Walnut Valley, with 20 percent low-income families and about 10 percent English learners, had among the state’s highest Academic Performance Index scores – a system for rating schools based on test scores – before the index was suspended three years ago, with an average of more than 900. Its music programs have received national recognition, and the district and its high schools regularly make lists of the nation’s best.

For Castorena, the choice was between sending his children, now in 1st and 3rd grades, to Walnut Valley or a private school. Test scores were a “huge factor” in his decision, he said, as was parent participation in Walnut Valley schools. He applied for the district’s elementary school tied to the International Baccalaureate, a rigorous academic program, and his kids got in. “If you have an opportunity to give your kids the best, why not try?” he said.

The legislative analyst’s report found that Hispanic, African-American and poor students were underrepresented in the program: 27 percent of participants qualified for the federal free or reduced-price lunch program, compared with 58 percent of students statewide. As with Pomona and Walnut Valley, nearly all District of Choice students transfer to districts with smaller shares of low-income students than their home districts.

The report found that some District of Choice administrators saw the program as a way to stabilize enrollment or, for those with declining enrollment, ward off a financial crisis from a further loss of enrollment-based funding. Others saw advantages of economies of scale from adding students. Riverside Unified saw the opportunity for innovation, according to an article in Education Next. In the years after it opened its borders in 2011-12, attracting nearly 900 students, Riverside Unified opened a science and technology middle school, a dual-language immersion elementary school and an all-digital high school.

Walnut Valley Superintendent Robert Taylor said that being a District of Choice reflects the district’s philosophy that “all kids should have choice. Every district has strengths and weaknesses.”

When they passed the program, legislators feared that home districts would be left with harder-to-educate students and their test scores would drop. But that hasn’t happened overall, the legislative analyst found, and some home districts have responded to a loss of students by asking departing parents why they left.

“It can be challenging for home districts, but also leads them to restructure and drop unpopular programs and put in place programs communities want,” Ken Kapphahn, the analyst who wrote the report, said in an interview.

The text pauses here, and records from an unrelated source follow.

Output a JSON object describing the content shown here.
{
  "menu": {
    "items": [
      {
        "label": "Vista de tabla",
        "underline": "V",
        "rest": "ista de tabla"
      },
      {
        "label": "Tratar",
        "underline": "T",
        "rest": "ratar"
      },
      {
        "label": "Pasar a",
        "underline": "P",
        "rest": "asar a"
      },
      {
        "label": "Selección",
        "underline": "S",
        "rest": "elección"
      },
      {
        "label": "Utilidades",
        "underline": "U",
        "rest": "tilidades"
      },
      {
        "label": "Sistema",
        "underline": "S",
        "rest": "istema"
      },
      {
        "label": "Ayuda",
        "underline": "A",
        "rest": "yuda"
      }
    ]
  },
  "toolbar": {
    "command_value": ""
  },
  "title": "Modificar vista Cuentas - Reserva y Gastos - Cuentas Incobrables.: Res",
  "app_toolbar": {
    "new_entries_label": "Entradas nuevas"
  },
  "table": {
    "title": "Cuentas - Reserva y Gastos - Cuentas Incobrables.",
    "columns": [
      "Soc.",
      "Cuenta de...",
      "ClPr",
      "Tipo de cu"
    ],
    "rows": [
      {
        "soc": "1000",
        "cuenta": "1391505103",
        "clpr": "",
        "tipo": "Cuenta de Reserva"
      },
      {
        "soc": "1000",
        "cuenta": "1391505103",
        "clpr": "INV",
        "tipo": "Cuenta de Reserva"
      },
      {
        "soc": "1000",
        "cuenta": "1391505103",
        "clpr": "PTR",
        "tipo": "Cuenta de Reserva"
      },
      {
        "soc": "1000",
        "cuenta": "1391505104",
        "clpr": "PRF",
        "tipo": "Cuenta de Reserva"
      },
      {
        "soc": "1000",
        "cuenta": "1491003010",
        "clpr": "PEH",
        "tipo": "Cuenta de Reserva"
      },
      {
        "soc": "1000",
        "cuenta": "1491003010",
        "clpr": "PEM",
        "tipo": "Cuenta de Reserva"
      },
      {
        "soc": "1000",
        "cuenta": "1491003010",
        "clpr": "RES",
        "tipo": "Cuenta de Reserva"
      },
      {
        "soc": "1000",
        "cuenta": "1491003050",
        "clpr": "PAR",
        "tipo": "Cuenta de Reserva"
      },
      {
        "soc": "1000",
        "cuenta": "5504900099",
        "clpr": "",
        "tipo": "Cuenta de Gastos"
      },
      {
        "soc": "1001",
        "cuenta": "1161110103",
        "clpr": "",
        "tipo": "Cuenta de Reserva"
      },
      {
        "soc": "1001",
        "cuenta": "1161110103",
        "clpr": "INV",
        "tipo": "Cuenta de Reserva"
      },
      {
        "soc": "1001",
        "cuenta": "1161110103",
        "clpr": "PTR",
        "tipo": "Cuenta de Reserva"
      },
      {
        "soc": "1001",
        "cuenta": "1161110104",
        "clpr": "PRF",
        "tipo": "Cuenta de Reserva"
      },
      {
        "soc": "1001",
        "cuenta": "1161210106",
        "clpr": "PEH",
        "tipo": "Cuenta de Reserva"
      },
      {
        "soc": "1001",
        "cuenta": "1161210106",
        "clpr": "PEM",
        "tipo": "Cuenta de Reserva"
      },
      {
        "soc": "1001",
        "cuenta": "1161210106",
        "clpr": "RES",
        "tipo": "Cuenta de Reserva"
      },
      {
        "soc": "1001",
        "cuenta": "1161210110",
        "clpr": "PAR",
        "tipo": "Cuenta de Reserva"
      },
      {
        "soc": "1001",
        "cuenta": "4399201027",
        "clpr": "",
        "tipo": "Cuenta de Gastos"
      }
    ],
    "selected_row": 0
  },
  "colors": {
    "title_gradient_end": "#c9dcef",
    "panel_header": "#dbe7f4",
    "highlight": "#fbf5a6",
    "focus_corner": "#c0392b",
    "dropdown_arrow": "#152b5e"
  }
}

Sean Goldman, executive director of Student Support Services for Simi Valley Unified, acknowledged that the district, which has lost students to Oak Park, has responded with improvements. For instance, it opened an International Baccalaureate program and a school for the arts. But, he added in the same radio interview as Huff, that most of the departing students were from affluent families, “and that is having a negative effect on our culture and economic diversity.”

No-poaching rule

Districts with full enrollment and no room to expand aren’t likely to become a District of Choice. Others handle requests for enrollment through interdistrict permits. Kapphahn also found in calling around that administrators in many districts didn’t know about the program. There is little information about the program on the state Department of Education website.

But then there’s a largely unspoken reason why few districts have become Districts of Choice. Enrolling students from neighboring districts can create ill will among superintendents whose districts lose enrollment and funding. “Sometimes the program can raise tensions between districts, especially if there is a notable impact in one district,” Kapphahn said.

Becoming a District of Choice violates an unwritten rule, State Board of Education President Michael Kirst told Education Next: “It’s a professional norm that you don’t try to poach students from other districts.”

But that’s all the more reason that the Legislature should reauthorize the program and make it permanent, Bill Lucia, president of the pro-school choice nonprofit EdVoice, said in a statement. Where a student happens to live shouldn’t limit a parent’s options, he said, adding, “Parents, not ZIP codes, are best suited to pick the best public school for their children’s needs.”